“Play ball!” is shouted
to begin each game.
But love of baseball
won’t guarantee fame.
Time in the Minors, an involving documentary from filmmaker Tony Okun, shows how hard it is to become a Major League baseball player. Only ten percent of the 1500 new amateur players drafted from high schools and colleges each season finally end up playing in the major league. Okun’s film follows two men, Tony Schrager and John Drennen, as they spend time in the minor leagues while hoping to be called up to the majors.
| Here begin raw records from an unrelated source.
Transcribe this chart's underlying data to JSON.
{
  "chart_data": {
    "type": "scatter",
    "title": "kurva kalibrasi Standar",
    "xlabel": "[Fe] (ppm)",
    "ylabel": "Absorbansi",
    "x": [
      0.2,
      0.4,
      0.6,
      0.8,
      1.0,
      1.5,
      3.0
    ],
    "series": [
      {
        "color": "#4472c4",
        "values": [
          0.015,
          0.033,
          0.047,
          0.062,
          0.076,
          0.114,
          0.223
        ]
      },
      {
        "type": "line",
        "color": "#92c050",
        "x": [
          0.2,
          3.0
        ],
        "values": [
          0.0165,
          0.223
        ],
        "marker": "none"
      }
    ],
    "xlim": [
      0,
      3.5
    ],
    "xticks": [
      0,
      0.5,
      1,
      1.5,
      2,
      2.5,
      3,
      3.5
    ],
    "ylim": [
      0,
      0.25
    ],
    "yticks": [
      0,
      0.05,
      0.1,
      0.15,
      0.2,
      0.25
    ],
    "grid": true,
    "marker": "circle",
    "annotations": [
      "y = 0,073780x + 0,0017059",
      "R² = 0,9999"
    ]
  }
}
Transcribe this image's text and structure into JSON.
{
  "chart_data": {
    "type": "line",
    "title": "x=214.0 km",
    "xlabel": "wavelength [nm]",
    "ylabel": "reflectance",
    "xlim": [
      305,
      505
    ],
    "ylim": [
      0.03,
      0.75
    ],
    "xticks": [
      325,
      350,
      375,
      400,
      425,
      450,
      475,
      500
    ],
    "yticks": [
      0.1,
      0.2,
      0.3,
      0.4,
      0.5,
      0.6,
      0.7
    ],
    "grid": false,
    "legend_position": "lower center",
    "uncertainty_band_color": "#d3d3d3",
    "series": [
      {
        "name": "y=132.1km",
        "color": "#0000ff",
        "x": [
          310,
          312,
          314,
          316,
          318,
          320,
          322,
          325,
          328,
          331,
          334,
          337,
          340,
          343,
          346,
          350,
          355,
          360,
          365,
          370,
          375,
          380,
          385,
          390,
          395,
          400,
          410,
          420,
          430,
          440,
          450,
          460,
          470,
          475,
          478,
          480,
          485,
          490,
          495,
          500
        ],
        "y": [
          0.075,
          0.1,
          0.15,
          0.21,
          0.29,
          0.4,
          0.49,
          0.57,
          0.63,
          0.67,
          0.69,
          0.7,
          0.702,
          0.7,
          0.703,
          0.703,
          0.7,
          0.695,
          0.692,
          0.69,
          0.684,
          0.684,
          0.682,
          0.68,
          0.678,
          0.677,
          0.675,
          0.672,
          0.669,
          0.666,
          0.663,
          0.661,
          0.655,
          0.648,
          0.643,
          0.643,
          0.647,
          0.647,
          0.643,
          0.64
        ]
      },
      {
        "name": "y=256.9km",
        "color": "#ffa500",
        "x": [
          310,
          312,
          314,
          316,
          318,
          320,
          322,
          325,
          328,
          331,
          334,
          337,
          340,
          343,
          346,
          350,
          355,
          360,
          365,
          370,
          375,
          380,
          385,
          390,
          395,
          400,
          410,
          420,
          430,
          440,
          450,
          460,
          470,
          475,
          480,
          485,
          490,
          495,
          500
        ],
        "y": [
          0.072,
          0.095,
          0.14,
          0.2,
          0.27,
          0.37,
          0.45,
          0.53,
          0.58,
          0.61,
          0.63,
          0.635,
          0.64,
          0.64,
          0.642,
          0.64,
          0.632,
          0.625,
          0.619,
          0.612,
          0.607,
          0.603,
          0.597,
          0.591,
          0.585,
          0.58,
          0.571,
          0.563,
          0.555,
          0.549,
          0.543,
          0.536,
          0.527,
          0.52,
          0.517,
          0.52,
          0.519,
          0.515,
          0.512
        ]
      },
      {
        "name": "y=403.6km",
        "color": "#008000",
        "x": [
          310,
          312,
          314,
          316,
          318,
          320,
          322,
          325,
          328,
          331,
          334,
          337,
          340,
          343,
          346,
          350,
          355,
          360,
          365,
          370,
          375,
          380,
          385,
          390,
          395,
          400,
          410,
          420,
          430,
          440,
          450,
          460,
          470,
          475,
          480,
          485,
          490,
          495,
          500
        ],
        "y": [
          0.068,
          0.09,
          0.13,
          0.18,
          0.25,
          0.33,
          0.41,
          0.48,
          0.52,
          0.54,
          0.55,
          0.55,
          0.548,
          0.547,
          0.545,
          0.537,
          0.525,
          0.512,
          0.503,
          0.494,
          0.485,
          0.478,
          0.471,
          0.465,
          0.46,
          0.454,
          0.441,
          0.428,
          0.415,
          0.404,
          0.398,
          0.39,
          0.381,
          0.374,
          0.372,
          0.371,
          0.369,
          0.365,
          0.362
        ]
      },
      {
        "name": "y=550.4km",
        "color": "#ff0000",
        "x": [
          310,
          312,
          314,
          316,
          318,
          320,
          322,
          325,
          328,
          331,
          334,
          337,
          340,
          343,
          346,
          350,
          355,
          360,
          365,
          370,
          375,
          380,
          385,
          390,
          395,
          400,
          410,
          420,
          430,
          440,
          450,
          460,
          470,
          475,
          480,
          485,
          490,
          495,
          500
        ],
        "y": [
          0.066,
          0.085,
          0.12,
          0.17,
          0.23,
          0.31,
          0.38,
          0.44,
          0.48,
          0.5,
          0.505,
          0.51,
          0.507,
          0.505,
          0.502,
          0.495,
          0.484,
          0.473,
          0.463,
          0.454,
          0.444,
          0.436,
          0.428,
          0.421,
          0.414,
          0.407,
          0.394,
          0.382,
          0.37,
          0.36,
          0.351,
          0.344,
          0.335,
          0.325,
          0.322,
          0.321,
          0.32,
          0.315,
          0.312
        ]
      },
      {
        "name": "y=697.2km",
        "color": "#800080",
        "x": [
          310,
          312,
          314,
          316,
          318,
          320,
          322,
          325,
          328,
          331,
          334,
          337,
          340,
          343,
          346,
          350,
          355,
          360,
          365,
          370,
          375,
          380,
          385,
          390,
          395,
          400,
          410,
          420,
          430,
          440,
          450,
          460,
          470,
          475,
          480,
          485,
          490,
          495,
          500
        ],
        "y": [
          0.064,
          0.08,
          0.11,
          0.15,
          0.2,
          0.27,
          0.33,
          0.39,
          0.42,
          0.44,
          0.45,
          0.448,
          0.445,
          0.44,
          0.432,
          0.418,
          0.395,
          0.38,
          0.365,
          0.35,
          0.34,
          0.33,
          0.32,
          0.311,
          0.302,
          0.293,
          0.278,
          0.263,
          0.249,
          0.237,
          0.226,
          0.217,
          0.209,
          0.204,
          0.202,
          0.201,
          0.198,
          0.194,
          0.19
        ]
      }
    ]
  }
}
Both Tony and John love the game. They have since childhood. And they’re very talented indeed. When drafted for the minors, each one has high hopes, makes sacrifices, works hard, faces stiff competition, and meets with successes as well as failures. Because of their dedication to baseball, we can’t help cheering them on much like their parents -- and in Tony’s case, wife -- do. Okun (The Park) does an excellent job of building suspense concerning how things will turn out for Tony and John.
Although I’m not a baseball fan, one of my favorite movies is The Rookie (based on a true story) starring Dennis Quaid as a middle-aged teacher and family man who gets a second chance to achieve his dream of becoming a Major League pitcher. Quaid’s sensitive portrayal really got to me -- and my heart went out to him when he showed a deep sadness at missing his family on the road. I had that same feeling about Tony and John while watching Time in the Minors.
I also felt drawn into this documentary because of the skillful way Okun presents revealing personal interviews interspersed with relevant ballpark action. Plus I learned a great deal about the physical and mental obstacles facing anyone who gets drafted into the minors and hopes to become a Major League player. Time in the Minors and The Rookie should be a must-see double feature for these individuals!